A modified grapefruit juice eliminates two compound classes as major mediators of the grapefruit juice-fexofenadine interaction: an in vitro-in vivo "connect".


PMID 23878024

Abstract

The grapefruit juice (GFJ)-fexofenadine interaction involves inhibition of intestinal organic anion transporting polypeptide (OATP)-mediated uptake. Only naringin has been shown clinically to inhibit intestinal OATP; other constituents have not been evaluated. The effects of a modified GFJ devoid of furanocoumarins (~99%) and polymethoxyflavones (~90%) on fexofenadine disposition were compared to effects of the original juice. Extracts of both juices inhibited estrone 3-sulfate and fexofenadine uptake by similar extents in OATP-transfected cells (~50% and ~25%, respectively). Healthy volunteers (n = 18) were administered fexofenadine (120 mg) with water, GFJ, or modified GFJ (240 mL) by randomized, three-way crossover design.
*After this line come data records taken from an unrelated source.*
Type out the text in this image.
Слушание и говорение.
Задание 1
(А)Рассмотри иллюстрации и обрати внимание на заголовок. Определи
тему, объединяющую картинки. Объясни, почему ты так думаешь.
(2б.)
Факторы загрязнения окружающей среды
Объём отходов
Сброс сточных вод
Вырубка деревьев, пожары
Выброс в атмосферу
Compared to water, both juices decreased fexofenadine geometric mean AUC and C(max) by ~25% (P ≤ .008 and P ≤ .011, respectively), with no effect on terminal half-life (P = .11). Similar effects by both juices on fexofenadine pharmacokinetics indicate furanocoumarins and polymethoxyflavones are not major mediators of the GFJ-fexofenadine interaction.